No. Unless we’re in politics. But Jacob Zuma and Helen Zille are only two among us.
This columnist doesn’t refer to the team as “the Proteas” because that’s a marketing fiction that undermines a guiding principle of journalism: a newspaper – or cellphone – reader on a bus in Hong Kong is far more likely to know who South Africa are than “the Proteas”.
But he may revise that stance because he is no longer satisfied that this team deserve to be called “South Africa”.
Asked after the embarrassing mess that was the Champions Trophy match against India at The Oval last Sunday whether “there’s a more radical shake-up that’s required in South African cricket to change the way things go”, AB de Villiers said: “That’s a question that can only be answered by people who are in control of making radical decisions.”
Here’s a radical thought: stop sending this team to tournaments.
The suits will, of course, balk at that. There is too much money to be lost excising them from the equation, no matter how inept they are when the pressure mounts.
Besides, the suits will tell us, disingenuously, that that could happen without intervention.
Entry to the Champions Trophy is restricted to the top eight teams in the rankings, while the 2019 World Cup will involve the top eight and two qualifiers. At the World T20, all 10 full members of the International cricket Council are joined by six lesser members.

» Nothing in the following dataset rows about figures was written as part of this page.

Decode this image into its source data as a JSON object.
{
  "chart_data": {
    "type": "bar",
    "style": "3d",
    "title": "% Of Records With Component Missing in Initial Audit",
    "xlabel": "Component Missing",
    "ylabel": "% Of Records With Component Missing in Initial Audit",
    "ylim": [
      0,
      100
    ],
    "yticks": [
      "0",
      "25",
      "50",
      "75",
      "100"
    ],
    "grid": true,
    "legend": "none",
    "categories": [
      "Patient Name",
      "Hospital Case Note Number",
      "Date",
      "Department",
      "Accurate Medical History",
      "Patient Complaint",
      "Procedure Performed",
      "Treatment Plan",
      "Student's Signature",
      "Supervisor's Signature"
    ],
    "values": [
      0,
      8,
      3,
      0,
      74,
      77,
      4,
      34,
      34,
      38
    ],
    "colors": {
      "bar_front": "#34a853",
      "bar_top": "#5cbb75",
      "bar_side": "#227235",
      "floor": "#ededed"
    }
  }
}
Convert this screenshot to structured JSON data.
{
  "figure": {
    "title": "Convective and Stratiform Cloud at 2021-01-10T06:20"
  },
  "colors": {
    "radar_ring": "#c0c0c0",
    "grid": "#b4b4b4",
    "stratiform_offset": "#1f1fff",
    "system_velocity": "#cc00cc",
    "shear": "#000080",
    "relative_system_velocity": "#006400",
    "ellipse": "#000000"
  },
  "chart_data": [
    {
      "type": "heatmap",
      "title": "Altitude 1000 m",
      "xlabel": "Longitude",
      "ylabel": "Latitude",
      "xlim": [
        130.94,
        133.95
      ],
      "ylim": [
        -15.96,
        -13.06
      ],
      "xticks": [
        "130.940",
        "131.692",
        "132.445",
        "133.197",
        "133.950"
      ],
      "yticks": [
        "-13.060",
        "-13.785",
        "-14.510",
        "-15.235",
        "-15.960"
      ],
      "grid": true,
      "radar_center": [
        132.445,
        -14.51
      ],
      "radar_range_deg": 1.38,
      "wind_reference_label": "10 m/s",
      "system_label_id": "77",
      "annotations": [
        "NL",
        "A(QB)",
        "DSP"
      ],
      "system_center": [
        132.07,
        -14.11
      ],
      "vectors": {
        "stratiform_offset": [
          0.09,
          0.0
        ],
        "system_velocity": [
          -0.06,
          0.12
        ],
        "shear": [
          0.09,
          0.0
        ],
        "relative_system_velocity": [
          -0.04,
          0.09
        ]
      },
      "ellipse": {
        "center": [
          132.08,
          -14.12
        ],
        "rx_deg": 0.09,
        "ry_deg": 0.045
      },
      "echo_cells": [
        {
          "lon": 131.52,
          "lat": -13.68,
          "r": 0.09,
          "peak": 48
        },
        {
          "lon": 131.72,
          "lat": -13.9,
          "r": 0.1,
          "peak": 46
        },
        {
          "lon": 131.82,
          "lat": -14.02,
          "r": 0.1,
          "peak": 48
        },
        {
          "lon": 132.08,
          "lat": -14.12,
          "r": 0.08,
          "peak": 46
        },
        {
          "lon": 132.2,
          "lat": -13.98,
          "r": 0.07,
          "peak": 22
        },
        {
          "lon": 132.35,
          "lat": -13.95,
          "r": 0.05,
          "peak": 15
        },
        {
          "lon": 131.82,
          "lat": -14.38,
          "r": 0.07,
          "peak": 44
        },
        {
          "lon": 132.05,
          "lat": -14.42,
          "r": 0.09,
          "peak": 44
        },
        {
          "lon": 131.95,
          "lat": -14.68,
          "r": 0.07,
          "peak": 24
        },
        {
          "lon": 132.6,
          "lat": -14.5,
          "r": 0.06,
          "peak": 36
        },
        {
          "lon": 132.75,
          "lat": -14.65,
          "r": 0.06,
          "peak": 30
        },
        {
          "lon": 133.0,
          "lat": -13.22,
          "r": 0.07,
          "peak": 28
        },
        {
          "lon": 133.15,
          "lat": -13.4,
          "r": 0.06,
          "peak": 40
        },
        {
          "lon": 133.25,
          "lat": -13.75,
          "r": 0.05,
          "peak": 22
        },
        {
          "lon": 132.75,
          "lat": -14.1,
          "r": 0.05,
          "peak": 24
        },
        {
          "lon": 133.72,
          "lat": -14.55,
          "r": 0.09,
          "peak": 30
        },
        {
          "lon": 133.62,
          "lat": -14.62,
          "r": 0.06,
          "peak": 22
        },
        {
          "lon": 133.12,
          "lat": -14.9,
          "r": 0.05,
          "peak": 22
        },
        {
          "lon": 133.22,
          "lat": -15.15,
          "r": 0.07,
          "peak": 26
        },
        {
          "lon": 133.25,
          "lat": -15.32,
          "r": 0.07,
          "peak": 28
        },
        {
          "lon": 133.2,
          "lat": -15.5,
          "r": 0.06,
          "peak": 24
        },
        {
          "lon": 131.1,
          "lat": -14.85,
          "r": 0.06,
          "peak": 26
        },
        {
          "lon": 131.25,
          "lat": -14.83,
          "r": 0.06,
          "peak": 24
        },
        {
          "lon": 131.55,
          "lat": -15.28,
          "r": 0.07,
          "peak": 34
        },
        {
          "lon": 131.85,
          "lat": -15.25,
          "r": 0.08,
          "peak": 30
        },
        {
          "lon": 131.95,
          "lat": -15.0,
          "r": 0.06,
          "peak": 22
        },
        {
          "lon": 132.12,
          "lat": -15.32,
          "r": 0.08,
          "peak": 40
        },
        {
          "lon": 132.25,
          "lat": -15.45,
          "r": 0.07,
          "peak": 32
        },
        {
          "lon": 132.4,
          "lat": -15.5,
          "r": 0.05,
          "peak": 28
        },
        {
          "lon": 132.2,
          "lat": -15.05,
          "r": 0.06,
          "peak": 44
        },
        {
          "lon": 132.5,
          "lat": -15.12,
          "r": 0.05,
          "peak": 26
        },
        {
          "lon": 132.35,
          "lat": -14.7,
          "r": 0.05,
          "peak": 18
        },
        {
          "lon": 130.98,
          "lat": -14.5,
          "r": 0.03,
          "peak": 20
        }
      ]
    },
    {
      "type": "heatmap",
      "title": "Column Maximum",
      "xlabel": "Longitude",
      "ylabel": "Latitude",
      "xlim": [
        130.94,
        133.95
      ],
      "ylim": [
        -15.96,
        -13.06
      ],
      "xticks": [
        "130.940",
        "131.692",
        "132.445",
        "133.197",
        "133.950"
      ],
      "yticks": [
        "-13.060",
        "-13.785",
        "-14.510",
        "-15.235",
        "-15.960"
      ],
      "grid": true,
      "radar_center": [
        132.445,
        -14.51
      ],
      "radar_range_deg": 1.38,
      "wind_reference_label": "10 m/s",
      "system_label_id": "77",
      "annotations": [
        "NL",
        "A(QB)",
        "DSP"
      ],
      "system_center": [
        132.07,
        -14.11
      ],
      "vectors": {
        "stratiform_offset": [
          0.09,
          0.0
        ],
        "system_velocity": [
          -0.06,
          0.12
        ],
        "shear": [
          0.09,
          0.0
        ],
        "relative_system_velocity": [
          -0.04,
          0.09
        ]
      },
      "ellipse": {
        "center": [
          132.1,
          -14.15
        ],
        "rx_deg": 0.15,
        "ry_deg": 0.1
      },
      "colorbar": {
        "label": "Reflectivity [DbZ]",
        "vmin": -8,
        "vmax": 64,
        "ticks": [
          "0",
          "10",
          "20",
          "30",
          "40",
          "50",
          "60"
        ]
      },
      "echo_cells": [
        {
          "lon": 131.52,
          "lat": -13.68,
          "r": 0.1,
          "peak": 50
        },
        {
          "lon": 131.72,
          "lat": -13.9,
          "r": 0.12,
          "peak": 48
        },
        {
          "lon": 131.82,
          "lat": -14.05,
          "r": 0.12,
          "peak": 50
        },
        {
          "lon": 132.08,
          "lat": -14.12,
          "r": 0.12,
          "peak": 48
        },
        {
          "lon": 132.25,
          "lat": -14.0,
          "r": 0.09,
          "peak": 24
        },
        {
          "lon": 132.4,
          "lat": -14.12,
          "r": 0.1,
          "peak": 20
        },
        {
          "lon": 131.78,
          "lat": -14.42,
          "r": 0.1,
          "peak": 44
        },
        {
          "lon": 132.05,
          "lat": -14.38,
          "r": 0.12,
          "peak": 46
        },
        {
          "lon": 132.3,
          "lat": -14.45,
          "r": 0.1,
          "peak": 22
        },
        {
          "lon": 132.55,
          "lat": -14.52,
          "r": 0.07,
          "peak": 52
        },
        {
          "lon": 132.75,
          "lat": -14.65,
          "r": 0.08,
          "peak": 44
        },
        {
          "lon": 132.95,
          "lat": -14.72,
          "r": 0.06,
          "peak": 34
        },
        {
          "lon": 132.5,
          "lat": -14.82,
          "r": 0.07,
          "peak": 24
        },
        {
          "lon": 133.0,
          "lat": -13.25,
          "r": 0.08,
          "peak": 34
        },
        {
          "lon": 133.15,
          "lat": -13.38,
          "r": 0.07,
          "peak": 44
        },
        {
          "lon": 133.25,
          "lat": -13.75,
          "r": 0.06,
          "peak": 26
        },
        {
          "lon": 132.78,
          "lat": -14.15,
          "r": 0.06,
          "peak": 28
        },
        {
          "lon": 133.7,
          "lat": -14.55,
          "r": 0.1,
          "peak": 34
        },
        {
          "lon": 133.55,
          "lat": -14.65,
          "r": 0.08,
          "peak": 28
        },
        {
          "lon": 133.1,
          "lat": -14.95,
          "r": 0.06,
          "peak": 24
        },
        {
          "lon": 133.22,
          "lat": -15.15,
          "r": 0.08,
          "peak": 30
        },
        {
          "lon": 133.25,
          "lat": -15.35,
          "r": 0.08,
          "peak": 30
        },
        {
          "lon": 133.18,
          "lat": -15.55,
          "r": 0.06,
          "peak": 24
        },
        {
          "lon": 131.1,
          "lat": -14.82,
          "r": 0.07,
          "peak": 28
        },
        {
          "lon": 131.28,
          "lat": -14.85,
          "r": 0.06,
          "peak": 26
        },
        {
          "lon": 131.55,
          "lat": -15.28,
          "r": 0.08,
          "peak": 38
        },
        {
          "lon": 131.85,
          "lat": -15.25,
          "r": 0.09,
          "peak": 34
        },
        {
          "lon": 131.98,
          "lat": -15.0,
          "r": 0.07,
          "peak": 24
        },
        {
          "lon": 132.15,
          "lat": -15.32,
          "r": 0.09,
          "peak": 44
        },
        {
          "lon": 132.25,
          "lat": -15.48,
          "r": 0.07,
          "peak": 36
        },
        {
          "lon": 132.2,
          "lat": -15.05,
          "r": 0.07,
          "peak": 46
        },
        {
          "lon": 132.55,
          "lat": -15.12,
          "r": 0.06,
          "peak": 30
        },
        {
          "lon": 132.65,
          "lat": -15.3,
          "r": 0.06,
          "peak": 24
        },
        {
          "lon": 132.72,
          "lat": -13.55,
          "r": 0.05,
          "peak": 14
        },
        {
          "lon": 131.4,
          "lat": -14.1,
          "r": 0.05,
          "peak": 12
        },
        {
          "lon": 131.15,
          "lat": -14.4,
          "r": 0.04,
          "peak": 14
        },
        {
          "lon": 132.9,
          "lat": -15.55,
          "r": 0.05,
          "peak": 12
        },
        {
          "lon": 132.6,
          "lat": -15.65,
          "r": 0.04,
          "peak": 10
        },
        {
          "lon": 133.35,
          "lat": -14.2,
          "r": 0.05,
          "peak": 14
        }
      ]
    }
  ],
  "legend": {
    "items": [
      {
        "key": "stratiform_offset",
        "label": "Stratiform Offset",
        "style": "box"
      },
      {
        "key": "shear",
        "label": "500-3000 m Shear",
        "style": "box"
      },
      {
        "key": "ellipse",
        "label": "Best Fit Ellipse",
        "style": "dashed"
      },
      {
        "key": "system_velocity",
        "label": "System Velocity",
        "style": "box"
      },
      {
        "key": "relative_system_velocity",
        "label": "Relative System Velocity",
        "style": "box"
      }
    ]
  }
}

The team hitherto known as “South Africa” could, then, be weeded out of two of those events.
Fair enough. Except that they do not struggle to win bilateral series. So their ranking is invariably, and artificially, high.
Here’s another thought: use a different rankings system for the World Cup and Champions Trophy, based solely on teams’ records in those tournaments.
Reckon that’s madness? See paragraph four above.